Isso tudo tem que ser discutido no conselho técnico, se vão aceitar esse tipo de proposta. São levantadas várias possibilidades. Temos que ter unanimidade ou aprovação por maioria. Se quiserem em determinada rodada, pode se definir isso. Se será da primeira em diante ou da vigésima para frente, isso tudo será discutido no conselho técnico. Vão dimensionar os custos e decidir. Mas é justo? Se decidirem da vigésima para frente, então da primeira até a décima nona não valeu nada? Se alguém foi prejudicado vai ficar no prejuízo? São coisas que precisam ser pensadas com cuidado. Em fevereiro, queremos ter todas as informações para que se possa decidir pelo melhor caminho. Se tivermos 100% de certeza de que o VAR não será um problema e sim uma solução para a competição, vamos aprovar. Não é a vontade de um ou de outro. É a vontade de um colegiado.
Como fica o uso do VAR na Copa do Brasil?
A Copa do Brasil é diferente. A CBF organiza tudo. É bem diferente do Brasileirão. Aí você pode determinar a partir de uma determinada fase do campeonato. Não dá para fazer desde o início porque o número de jogos é muito grande. O que interessa é em determinada fase, quando as coisas se decidem, para chegar ao campeão de forma justa. Então, é viável. O Brasileirão é diferente. São várias rodadas e dez jogos por rodada. A competição de pontos corridos é diferente. Se um clube é prejudicado em um momento, ele beneficiado em outro. No fim das 38 rodadas, há uma "compensação", vamos dizer assim entre aspas, para todo mundo. Acaba sendo um campeonato justo. Diferente de uma Copa do Brasil que é eliminatória.

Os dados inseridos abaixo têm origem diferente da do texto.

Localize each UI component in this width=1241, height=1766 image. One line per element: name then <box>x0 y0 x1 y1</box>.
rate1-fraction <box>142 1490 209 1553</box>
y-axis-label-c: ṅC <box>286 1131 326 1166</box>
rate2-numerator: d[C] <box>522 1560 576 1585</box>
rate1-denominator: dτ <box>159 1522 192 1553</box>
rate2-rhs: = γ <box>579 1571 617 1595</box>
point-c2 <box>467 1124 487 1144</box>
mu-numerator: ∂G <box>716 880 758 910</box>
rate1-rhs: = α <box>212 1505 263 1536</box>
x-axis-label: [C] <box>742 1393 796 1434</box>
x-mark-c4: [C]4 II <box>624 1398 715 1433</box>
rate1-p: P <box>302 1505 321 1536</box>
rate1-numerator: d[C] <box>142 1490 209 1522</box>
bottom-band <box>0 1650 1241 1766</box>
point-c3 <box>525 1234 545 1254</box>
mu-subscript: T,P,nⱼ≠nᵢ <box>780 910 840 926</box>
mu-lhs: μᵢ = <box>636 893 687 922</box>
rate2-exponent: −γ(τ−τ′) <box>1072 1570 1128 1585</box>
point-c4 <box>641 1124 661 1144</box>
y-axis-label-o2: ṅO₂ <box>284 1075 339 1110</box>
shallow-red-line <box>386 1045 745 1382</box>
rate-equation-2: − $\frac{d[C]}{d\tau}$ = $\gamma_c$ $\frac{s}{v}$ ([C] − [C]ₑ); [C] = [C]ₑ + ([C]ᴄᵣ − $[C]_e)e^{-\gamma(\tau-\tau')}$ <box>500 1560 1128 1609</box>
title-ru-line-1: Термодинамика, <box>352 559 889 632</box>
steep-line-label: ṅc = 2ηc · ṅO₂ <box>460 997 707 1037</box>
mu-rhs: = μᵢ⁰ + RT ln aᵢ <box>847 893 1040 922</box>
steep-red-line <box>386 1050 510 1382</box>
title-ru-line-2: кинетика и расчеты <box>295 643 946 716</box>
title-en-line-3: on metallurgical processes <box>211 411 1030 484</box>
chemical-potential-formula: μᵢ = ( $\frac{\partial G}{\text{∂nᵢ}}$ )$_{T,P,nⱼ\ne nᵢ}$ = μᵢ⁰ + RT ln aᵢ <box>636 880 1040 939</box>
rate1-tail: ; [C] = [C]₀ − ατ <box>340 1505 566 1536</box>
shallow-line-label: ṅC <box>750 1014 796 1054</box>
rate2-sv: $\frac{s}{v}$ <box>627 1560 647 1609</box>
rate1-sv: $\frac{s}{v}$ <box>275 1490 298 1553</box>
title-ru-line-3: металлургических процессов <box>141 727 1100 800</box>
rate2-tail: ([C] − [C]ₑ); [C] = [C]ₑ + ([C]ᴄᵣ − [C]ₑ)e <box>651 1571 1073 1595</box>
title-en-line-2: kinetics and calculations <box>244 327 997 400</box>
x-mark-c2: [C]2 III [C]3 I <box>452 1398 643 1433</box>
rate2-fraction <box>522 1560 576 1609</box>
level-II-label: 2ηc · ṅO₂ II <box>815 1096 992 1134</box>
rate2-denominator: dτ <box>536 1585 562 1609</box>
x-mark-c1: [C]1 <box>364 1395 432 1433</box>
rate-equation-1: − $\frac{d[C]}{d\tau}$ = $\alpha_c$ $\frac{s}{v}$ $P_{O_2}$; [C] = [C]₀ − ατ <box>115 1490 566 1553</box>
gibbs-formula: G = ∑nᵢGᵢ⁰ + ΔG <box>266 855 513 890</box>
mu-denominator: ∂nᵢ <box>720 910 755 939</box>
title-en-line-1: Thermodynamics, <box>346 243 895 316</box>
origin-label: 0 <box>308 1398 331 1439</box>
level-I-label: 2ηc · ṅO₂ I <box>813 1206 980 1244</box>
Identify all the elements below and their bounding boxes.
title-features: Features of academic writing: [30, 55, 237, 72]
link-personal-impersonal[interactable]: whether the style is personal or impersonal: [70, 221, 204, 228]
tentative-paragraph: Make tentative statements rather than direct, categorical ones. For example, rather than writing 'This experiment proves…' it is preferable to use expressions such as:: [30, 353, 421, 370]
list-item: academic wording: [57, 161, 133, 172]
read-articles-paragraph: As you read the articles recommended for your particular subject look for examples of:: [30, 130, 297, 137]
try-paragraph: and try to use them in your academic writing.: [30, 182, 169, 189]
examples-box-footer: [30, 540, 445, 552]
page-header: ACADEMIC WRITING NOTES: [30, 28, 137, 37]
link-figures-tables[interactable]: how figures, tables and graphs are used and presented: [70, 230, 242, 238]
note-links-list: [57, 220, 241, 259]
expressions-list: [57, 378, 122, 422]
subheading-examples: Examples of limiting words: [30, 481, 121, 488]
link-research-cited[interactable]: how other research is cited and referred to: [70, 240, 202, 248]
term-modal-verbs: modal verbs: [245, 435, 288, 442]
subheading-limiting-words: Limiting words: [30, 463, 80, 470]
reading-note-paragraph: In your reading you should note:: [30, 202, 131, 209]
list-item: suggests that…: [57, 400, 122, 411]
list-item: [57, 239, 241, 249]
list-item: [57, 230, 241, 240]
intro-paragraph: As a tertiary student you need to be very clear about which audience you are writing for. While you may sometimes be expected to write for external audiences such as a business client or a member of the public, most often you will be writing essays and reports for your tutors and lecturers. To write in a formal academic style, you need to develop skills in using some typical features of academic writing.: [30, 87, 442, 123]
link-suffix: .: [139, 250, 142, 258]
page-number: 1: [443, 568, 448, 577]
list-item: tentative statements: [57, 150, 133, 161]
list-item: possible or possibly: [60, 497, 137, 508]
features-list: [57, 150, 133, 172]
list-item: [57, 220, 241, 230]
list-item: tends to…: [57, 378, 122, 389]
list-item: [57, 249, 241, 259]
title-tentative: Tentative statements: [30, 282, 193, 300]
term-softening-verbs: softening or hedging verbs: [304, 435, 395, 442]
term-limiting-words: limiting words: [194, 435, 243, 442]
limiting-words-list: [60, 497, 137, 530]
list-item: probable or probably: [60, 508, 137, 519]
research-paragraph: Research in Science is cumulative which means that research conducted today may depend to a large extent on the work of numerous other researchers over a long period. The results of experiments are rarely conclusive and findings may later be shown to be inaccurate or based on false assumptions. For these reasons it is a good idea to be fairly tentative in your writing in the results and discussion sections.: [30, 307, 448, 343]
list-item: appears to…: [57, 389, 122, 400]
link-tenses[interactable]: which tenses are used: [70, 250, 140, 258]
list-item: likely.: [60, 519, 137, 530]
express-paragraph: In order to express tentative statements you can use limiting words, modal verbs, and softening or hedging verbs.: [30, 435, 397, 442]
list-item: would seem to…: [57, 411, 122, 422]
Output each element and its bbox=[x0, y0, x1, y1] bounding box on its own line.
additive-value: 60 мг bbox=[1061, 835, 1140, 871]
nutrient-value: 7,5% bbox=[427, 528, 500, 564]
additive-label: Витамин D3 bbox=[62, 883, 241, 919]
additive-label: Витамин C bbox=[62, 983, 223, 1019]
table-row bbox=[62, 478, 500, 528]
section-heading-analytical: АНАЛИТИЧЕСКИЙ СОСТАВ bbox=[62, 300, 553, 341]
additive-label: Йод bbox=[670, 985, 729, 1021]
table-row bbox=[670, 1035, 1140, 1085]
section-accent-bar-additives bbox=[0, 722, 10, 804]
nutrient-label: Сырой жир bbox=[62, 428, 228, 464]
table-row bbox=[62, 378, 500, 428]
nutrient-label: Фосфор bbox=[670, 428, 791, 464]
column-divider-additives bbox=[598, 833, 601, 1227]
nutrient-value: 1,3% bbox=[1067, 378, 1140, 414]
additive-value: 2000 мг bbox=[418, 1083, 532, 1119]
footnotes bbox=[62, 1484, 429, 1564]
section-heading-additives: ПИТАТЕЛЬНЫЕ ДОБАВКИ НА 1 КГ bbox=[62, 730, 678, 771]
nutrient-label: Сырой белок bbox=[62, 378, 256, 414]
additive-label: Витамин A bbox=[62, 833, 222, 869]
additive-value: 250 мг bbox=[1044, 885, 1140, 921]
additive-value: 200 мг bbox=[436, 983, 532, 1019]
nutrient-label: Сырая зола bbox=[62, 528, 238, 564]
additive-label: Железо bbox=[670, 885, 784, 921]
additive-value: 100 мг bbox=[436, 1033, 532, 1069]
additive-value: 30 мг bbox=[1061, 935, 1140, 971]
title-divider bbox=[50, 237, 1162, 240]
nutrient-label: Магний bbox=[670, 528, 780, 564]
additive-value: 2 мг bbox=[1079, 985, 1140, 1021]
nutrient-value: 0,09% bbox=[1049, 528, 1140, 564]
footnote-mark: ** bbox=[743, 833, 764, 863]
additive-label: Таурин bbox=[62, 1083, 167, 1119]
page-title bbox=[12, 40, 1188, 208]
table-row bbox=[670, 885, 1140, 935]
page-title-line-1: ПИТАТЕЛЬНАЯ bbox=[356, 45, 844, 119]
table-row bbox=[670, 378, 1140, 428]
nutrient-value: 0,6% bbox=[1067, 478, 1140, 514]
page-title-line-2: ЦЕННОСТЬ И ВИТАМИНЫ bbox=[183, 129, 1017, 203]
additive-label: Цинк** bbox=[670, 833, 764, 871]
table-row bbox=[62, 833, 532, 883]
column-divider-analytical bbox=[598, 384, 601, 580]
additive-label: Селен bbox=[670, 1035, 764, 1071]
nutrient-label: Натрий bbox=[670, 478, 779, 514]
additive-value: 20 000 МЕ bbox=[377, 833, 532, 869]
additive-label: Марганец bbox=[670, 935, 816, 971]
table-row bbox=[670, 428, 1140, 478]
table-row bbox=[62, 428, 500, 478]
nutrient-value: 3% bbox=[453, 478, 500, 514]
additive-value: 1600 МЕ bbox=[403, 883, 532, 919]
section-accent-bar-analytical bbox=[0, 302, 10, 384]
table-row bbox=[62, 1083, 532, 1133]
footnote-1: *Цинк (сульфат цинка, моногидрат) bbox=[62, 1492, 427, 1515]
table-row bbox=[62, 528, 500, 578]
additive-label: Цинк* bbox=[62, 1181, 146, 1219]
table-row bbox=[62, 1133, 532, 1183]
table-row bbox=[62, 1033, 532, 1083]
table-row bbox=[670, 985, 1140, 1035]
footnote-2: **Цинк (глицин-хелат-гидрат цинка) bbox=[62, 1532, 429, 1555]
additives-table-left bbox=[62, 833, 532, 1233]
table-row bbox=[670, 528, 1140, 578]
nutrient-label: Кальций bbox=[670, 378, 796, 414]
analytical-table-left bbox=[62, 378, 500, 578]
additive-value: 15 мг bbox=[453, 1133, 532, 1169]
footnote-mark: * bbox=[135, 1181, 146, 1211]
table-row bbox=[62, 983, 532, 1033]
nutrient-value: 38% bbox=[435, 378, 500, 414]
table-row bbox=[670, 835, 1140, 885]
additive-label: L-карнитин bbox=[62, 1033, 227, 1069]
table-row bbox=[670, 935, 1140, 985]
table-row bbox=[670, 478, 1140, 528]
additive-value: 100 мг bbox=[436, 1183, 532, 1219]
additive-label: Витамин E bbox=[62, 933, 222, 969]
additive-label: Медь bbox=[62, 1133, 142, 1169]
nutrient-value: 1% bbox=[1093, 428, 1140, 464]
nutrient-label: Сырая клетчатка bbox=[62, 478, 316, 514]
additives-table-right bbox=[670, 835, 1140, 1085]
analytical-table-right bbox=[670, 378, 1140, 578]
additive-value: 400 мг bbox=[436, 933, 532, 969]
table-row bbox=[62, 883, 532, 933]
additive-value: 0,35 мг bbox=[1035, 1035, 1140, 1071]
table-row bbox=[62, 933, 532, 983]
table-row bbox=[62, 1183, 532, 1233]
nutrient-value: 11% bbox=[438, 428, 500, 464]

Eu imaginava que o VAR estivesse mais perto de ser uma certeza. O senhor não chegou a colocar numericamente aquela escala, mas partir do que estou ouvindo, o sentimento é de que a chance de termos o VAR seria de cinco em dez. É mais ou menos por aí?
Hoje não temos todos os fatores fechados. O principal problema é a imagem. Quem vai ceder a imagem? Tem clubes que tem contrato com outra televisão, que a acabou de passar por processo de mudança e não está resolvido. Está 100%? Não. Se tem essa pendência hoje, não dá para garantir o VAR. Existe um protocolo da Ifab que exige que a imagem seja igual para todo mundo em todos os jogos. Quem vai transmitir tem que ter o contrato com as empresas para que seja possível passar essas imagens. Não é simplesmente pegar as imagens. Tem janeiro e fevereiro para acertar isso. Existe um gerente de projeto que está vendo tudo, convocando as pessoas e se reunindo para que a coisa seja viabilizada. Existe uma grande vontade da CBF e do presidente (coronel Nunes) de fazer o VAR no Campeonato Brasileiro. Ele quer uma coisa que seja 100% confiável. Não vamos brincar com o Brasileirão fazendo o VAR. Se nós colocarmos em prática é porque cumpriu todas as etapas que são exigidas para uma competição. A Ifab e a Fifa tomaram esse cuidado e criaram um protocolo rigoroso. Eles não querem causar descrédito porque é uma ferramenta que chegou para ficar.